WHAT WAS REALLY AT ISSUE IN THE DEPP-HEARD TRIAL — Katelyn Fossett writes in Women Rule:
Jurors returned a verdict on Wednesday in the libel case that actor Johnny Depp filed against ex-wife Amber Heard. The seven-person jury sided with Depp, awarding him $10 million in compensatory damages and $5 million in punitive damages, while also awarding Heard $2 million for a case of defamation by Depp against her.
In its early days, most people couldn’t have fathomed how the trial would become a significant cultural moment, swallowing up social media feeds and launching countless accounts dedicated to destroying Heard and celebrating Depp. It also became the final event by which we measure #MeToo progress. Some recent takes have argued that the verdict is a deathblow to the movement. On the other hand, some argue that not every individual case related to gender-based violence poses an existential threat to a broad grassroots social movement.

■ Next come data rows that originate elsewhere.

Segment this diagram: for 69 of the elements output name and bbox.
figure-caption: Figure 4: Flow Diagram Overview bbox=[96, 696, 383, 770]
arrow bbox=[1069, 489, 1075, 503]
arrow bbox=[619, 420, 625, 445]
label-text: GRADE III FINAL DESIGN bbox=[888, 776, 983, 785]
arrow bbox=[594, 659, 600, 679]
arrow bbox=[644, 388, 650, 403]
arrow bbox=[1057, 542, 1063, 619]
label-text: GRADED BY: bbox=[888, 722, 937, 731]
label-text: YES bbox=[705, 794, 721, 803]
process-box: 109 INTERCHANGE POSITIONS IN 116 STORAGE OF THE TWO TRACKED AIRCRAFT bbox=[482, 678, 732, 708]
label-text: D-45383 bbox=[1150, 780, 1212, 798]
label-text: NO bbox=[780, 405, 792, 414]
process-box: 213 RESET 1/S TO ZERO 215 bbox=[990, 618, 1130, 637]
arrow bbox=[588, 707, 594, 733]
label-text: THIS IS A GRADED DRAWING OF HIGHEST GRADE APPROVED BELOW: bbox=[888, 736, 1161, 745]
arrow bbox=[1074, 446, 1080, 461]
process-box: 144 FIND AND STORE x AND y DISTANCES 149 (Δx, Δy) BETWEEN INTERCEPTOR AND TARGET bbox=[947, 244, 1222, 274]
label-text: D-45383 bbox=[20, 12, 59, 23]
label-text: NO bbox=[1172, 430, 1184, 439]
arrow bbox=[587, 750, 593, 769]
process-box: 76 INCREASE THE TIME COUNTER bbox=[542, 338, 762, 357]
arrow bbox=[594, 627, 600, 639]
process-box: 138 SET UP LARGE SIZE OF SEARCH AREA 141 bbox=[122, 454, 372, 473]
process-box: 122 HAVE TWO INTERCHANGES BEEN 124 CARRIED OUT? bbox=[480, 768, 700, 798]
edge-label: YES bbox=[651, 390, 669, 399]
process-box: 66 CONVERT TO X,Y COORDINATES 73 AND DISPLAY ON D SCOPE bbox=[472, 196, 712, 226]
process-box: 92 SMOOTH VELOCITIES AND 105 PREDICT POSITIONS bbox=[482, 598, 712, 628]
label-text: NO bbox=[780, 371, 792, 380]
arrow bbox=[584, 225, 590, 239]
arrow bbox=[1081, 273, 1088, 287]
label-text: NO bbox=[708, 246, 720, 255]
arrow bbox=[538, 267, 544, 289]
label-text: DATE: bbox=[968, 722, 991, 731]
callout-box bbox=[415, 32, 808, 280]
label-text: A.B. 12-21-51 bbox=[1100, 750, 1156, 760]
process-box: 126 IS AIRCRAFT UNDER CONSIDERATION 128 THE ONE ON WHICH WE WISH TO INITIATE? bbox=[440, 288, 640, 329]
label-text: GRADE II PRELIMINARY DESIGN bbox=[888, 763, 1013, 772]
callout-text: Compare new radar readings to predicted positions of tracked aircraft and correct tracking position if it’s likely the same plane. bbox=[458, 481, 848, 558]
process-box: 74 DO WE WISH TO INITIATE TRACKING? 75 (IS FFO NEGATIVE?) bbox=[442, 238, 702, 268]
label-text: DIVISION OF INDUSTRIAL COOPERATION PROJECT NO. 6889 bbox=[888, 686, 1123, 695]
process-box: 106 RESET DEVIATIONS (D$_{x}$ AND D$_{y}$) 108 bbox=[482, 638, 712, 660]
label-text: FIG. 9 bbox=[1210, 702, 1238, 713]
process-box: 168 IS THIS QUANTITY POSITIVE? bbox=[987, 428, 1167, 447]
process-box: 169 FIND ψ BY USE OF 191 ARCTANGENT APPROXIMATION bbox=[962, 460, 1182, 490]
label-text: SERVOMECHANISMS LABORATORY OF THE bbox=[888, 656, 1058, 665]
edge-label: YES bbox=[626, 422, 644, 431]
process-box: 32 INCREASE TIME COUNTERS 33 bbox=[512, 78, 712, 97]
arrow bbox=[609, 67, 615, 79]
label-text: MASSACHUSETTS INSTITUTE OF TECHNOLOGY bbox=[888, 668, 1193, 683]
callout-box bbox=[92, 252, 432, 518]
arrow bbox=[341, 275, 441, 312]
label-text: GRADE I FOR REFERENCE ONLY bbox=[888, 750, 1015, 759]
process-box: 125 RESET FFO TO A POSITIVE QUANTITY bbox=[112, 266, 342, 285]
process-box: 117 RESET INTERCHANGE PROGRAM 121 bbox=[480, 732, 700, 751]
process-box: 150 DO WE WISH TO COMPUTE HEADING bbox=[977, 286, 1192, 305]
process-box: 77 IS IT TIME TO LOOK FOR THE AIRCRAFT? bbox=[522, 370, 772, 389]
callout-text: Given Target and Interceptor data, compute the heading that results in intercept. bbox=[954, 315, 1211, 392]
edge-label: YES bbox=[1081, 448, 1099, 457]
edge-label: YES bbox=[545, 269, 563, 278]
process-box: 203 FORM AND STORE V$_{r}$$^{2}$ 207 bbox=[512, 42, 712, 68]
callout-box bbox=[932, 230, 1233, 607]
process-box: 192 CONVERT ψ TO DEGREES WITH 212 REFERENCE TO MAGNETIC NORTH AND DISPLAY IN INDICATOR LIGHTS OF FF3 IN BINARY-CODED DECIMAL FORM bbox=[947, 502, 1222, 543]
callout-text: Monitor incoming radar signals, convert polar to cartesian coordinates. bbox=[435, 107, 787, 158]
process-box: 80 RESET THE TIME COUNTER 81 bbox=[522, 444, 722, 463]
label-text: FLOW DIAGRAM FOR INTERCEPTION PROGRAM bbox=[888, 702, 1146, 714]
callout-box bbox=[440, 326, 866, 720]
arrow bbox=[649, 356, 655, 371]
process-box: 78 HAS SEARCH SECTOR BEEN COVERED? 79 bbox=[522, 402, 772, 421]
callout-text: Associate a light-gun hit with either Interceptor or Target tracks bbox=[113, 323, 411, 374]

But it’s now very difficult to argue that the lawsuit, which has sparked the kind of misogyny we’ve seen previously at times like Gamergate, is inconsequential – especially for anyone hoping to understand the current state of backlash at #MeToo. I called Mary Anne Franks, a University of Miami law professor who focuses on the First Amendment and technology, who argued not only that the trial is a big deal, but ignoring it has actually created all the misogyny he triggered even worse. “I just saw so many people bragging about not paying attention to it, like it was some kind of badge of honor,” she said. “But the problems are quite serious.”